I caught about three hours of Peter Watkins's 15-hour documentary The Journey (1987), which screened in full at Light Industry over the course of this weekend. It's a dense, perplexing, and innovative bit of documentary filmmaking; I definitely hope to see more of it at some point, as well as to see Watkins's other movies (fortunately, I believe one's playing at Anthology this month). Even though I didn't see the bulk of the film—and the part I saw was neither the beginning nor end—I learned a shit ton not only about nuclear proliferation and the ideology of disarmament in the mid-'80s, but about... I don't know... I guess, just, ways of presenting and receiving media and information. Three things that, a day later, stick in my head are:

1. Watkins often sets his camera on TVs showing the news. When he does, he has a disruptive beeping sound go off every time the on-screen image changes—a new camera angle, the appearance or disappearance of an infographic, et al.
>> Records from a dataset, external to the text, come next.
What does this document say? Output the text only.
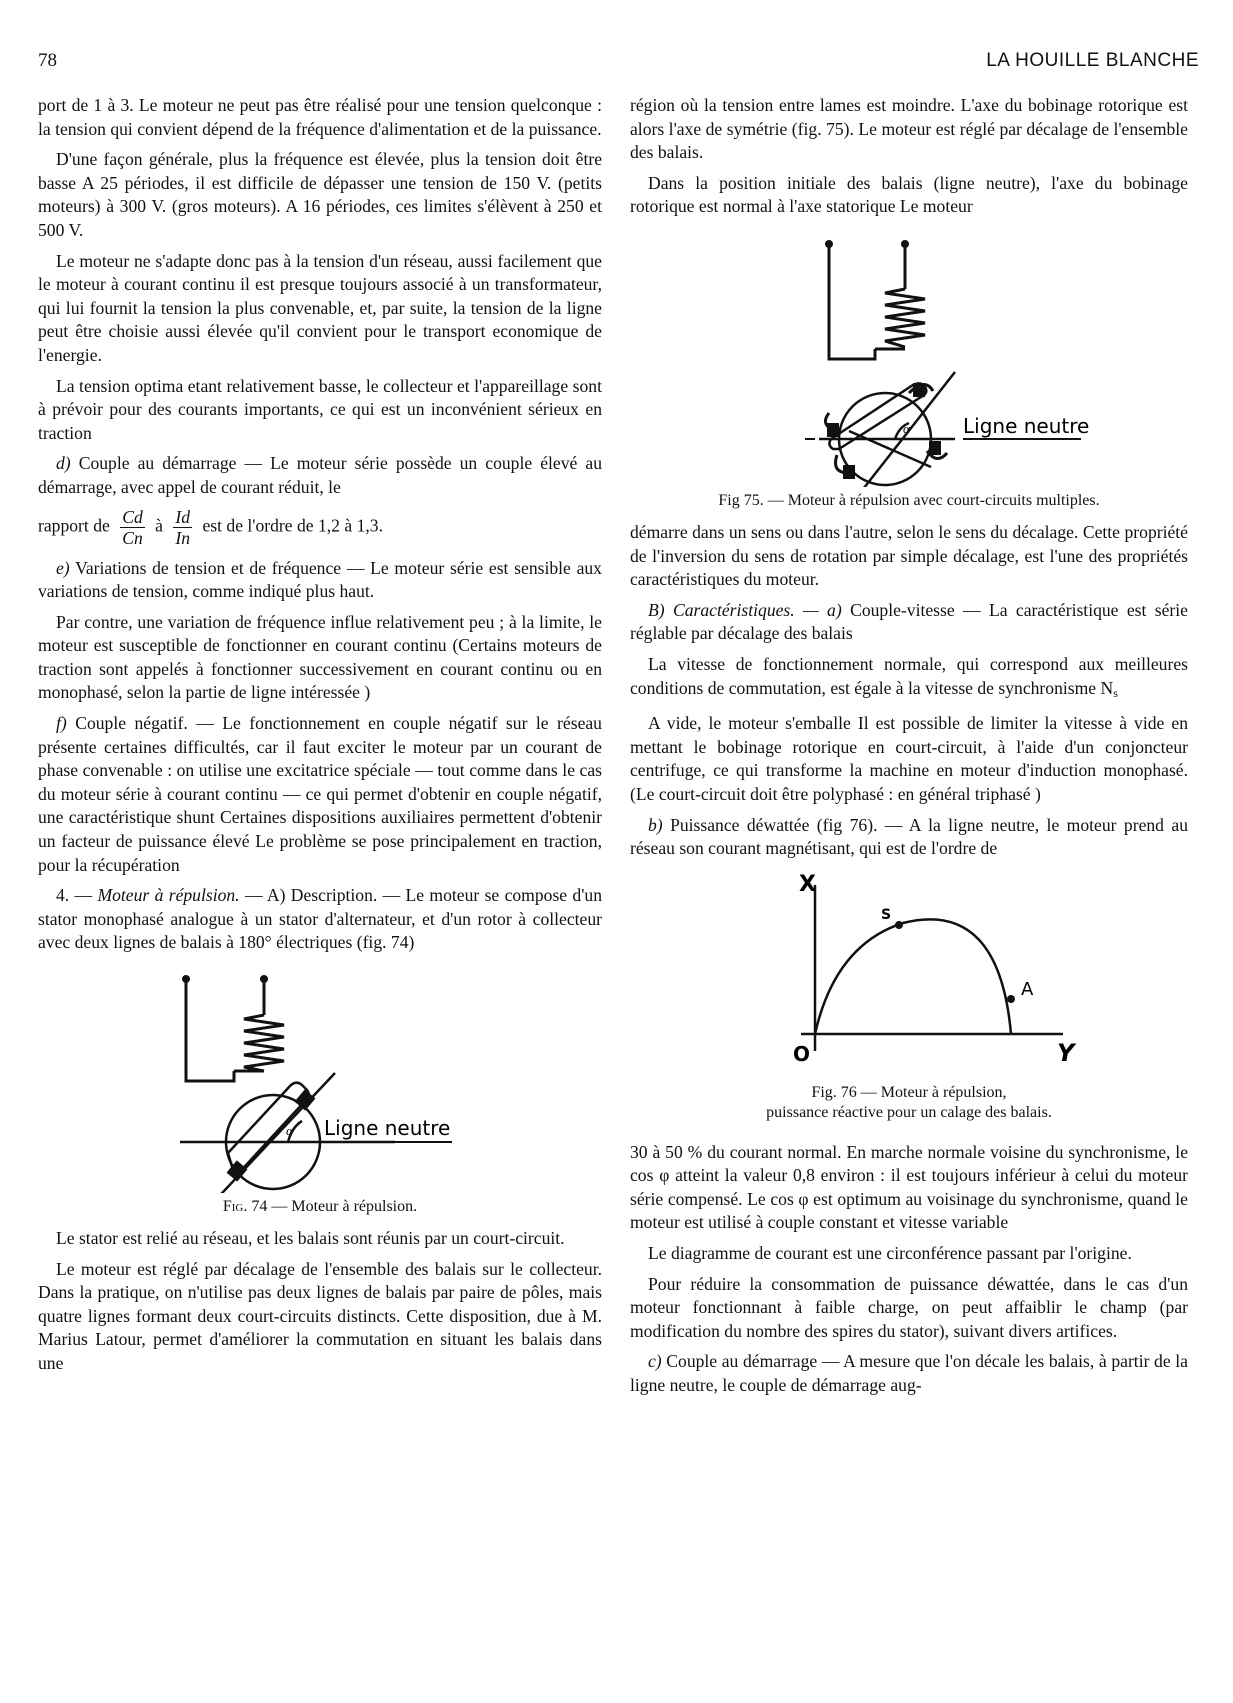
78	LA HOUILLE BLANCHE

port de 1 à 3. Le moteur ne peut pas être réalisé pour une tension quelconque : la tension qui convient dépend de la fréquence d'alimentation et de la puissance.

D'une façon générale, plus la fréquence est élevée, plus la tension doit être basse A 25 périodes, il est difficile de dépasser une tension de 150 V. (petits moteurs) à 300 V. (gros moteurs). A 16 périodes, ces limites s'élèvent à 250 et 500 V.

Le moteur ne s'adapte donc pas à la tension d'un réseau, aussi facilement que le moteur à courant continu il est presque toujours associé à un transformateur, qui lui fournit la tension la plus convenable, et, par suite, la tension de la ligne peut être choisie aussi élevée qu'il convient pour le transport economique de l'energie.

La tension optima etant relativement basse, le collecteur et l'appareillage sont à prévoir pour des courants importants, ce qui est un inconvénient sérieux en traction

d) Couple au démarrage — Le moteur série possède un couple élevé au démarrage, avec appel de courant réduit, le

rapport de $\frac{Cd}{Cn}$ à $\frac{Id}{In}$ est de l'ordre de 1,2 à 1,3.

e) Variations de tension et de fréquence — Le moteur série est sensible aux variations de tension, comme indiqué plus haut.

Par contre, une variation de fréquence influe relativement peu ; à la limite, le moteur est susceptible de fonctionner en courant continu (Certains moteurs de traction sont appelés à fonctionner successivement en courant continu ou en monophasé, selon la partie de ligne intéressée )

f) Couple négatif. — Le fonctionnement en couple négatif sur le réseau présente certaines difficultés, car il faut exciter le moteur par un courant de phase convenable : on utilise une excitatrice spéciale — tout comme dans le cas du moteur série à courant continu — ce qui permet d'obtenir en couple négatif, une caractéristique shunt Certaines dispositions auxiliaires permettent d'obtenir un facteur de puissance élevé Le problème se pose principalement en traction, pour la récupération

4. — Moteur à répulsion. — A) Description. — Le moteur se compose d'un stator monophasé analogue à un stator d'alternateur, et d'un rotor à collecteur avec deux lignes de balais à 180° électriques (fig. 74)

α Ligne neutre
Fig. 74 — Moteur à répulsion.

Le stator est relié au réseau, et les balais sont réunis par un court-circuit.

Le moteur est réglé par décalage de l'ensemble des balais sur le collecteur. Dans la pratique, on n'utilise pas deux lignes de balais par paire de pôles, mais quatre lignes formant deux court-circuits distincts. Cette disposition, due à M. Marius Latour, permet d'améliorer la commutation en situant les balais dans une

région où la tension entre lames est moindre. L'axe du bobinage rotorique est alors l'axe de symétrie (fig. 75). Le moteur est réglé par décalage de l'ensemble des balais.

Dans la position initiale des balais (ligne neutre), l'axe du bobinage rotorique est normal à l'axe statorique Le moteur

α	Ligne neutre
Fig 75. — Moteur à répulsion avec court-circuits multiples.

démarre dans un sens ou dans l'autre, selon le sens du décalage. Cette propriété de l'inversion du sens de rotation par simple décalage, est l'une des propriétés caractéristiques du moteur.

B) Caractéristiques. — a) Couple-vitesse — La caractéristique est série réglable par décalage des balais

La vitesse de fonctionnement normale, qui correspond aux meilleures conditions de commutation, est égale à la vitesse de synchronisme $N_s$

A vide, le moteur s'emballe Il est possible de limiter la vitesse à vide en mettant le bobinage rotorique en court-circuit, à l'aide d'un conjoncteur centrifuge, ce qui transforme la machine en moteur d'induction monophasé. (Le court-circuit doit être polyphasé : en général triphasé )

b) Puissance déwattée (fig 76). — A la ligne neutre, le moteur prend au réseau son courant magnétisant, qui est de l'ordre de

X
Y
O
S
A
Fig. 76 — Moteur à répulsion,
puissance réactive pour un calage des balais.

30 à 50 % du courant normal. En marche normale voisine du synchronisme, le cos φ atteint la valeur 0,8 environ : il est toujours inférieur à celui du moteur série compensé. Le cos φ est optimum au voisinage du synchronisme, quand le moteur est utilisé à couple constant et vitesse variable

Le diagramme de courant est une circonférence passant par l'origine.

Pour réduire la consommation de puissance déwattée, dans le cas d'un moteur fonctionnant à faible charge, on peut affaiblir le champ (par modification du nombre des spires du stator), suivant divers artifices.

c) Couple au démarrage — A mesure que l'on décale les balais, à partir de la ligne neutre, le couple de démarrage aug-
Early on int he segment I saw, he notes that, for instance, Japanese newscasts let their images hold much longer than Iraqi newscasts. I didn't take anything profound away from this, just that it was a cool and funky strategy that will affect how I watch the news moving forward.
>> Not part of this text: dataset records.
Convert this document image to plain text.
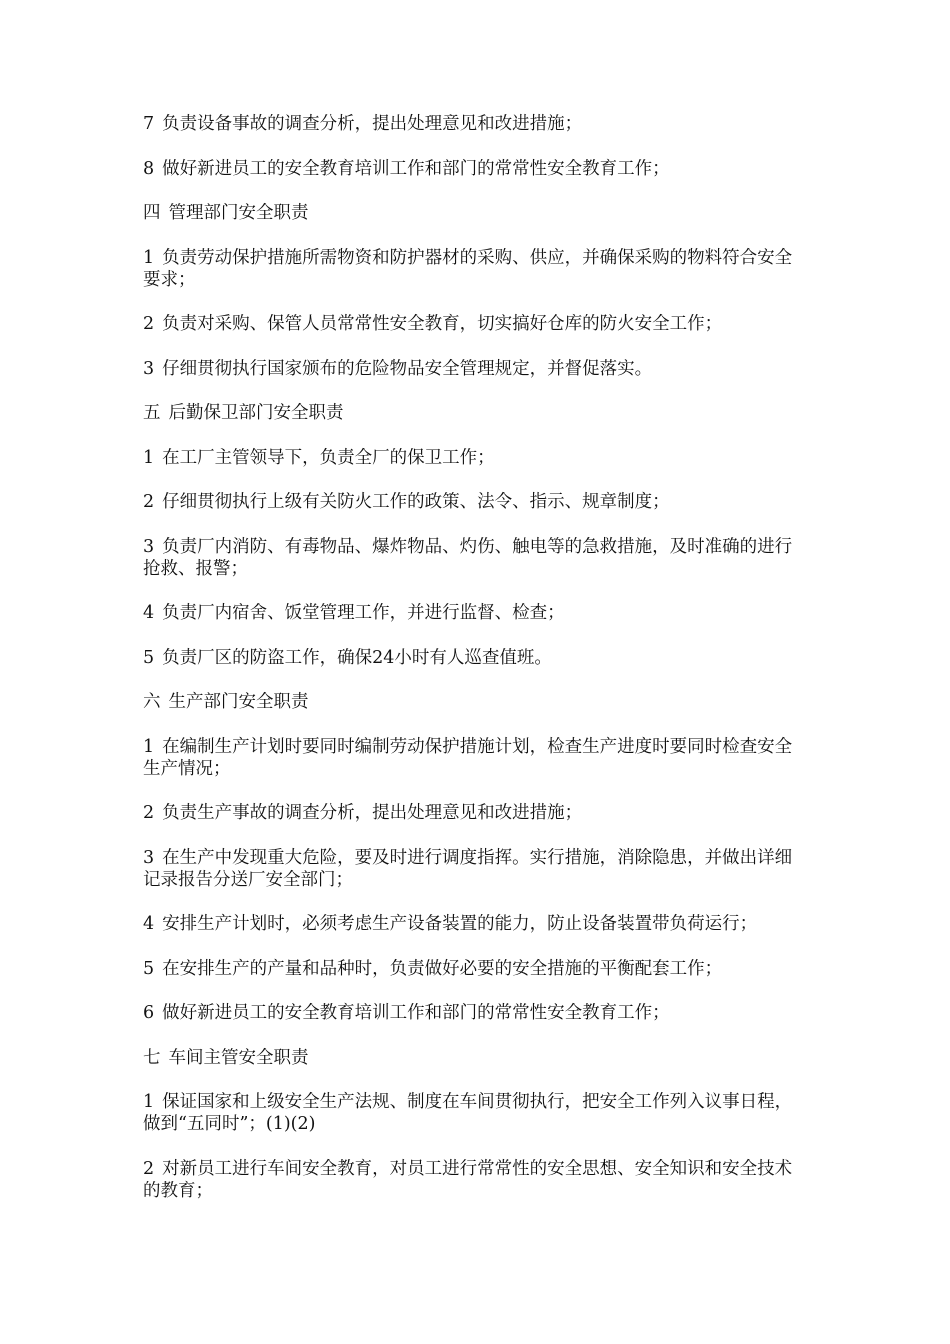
7 负责设备事故的调查分析，提出处理意见和改进措施；

8 做好新进员工的安全教育培训工作和部门的常常性安全教育工作；

四 管理部门安全职责

1 负责劳动保护措施所需物资和防护器材的采购、供应，并确保采购的物料符合安全要求；

2 负责对采购、保管人员常常性安全教育，切实搞好仓库的防火安全工作；

3 仔细贯彻执行国家颁布的危险物品安全管理规定，并督促落实。

五 后勤保卫部门安全职责

1 在工厂主管领导下，负责全厂的保卫工作；

2 仔细贯彻执行上级有关防火工作的政策、法令、指示、规章制度；

3 负责厂内消防、有毒物品、爆炸物品、灼伤、触电等的急救措施，及时准确的进行抢救、报警；

4 负责厂内宿舍、饭堂管理工作，并进行监督、检查；

5 负责厂区的防盗工作，确保24小时有人巡查值班。

六 生产部门安全职责

1 在编制生产计划时要同时编制劳动保护措施计划，检查生产进度时要同时检查安全生产情况；

2 负责生产事故的调查分析，提出处理意见和改进措施；

3 在生产中发现重大危险，要及时进行调度指挥。实行措施，消除隐患，并做出详细记录报告分送厂安全部门；

4 安排生产计划时，必须考虑生产设备装置的能力，防止设备装置带负荷运行；

5 在安排生产的产量和品种时，负责做好必要的安全措施的平衡配套工作；

6 做好新进员工的安全教育培训工作和部门的常常性安全教育工作；

七 车间主管安全职责

1 保证国家和上级安全生产法规、制度在车间贯彻执行，把安全工作列入议事日程，做到“五同时”；(1)(2)

2 对新员工进行车间安全教育，对员工进行常常性的安全思想、安全知识和安全技术的教育；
2. Watkins focuses on children through much of the film (or, again, at least the part I saw)—on both their perceptions of nuclear annihilation and their experiences in various public education systems throughout the world (and Watkins really travels across pretty much the whole world, moving between footage from different countries rapidly). To me, one of the most powerful effects of highlighting children's perspectives was to set a tone of anxiety and the weight of the unknown: kids at that time didn't remember the atomic bomb droppings, whereas many adults did; their nuclear anxiety was founded solely on what their elders taught them. Knowing this, Watkins asks them questions that reveal the inadequacy of their school educations. The sense of institutional failure at the elementary-school level—not only education, but also in disaster drills at school—sets the stage for the institutional failure we see at adult levels, such as corporations or in a small New York town. By seeing nuclear proliferation through the eyes of children, the reality that the world is totally in the dark about and unprepared for nuclear war becomes much more urgent, not to mention a little absurd.

3. Watkins's interview subjects in this section aren't "experts," like we see in most documentaries, but families—families who, in many cases, lack the experience and education to make them authorities on the subjects about which Watkins asks them. They often reveal themselves to be complicit in the system of rapid nuclear armament even when they're against it, making the stakes reach a palpable, human level. It also makes you think about the "expertise" of people featured in other documentaries. When the subject is something so all-encompassing as war or government or anything like that, what possibly makes someone an "expert"? Is it good or bad (or neither... probably neither) for documentaries to rely on such people?

Anyways, that's what I'm thinking about. Go see the movie if you ever get a chance.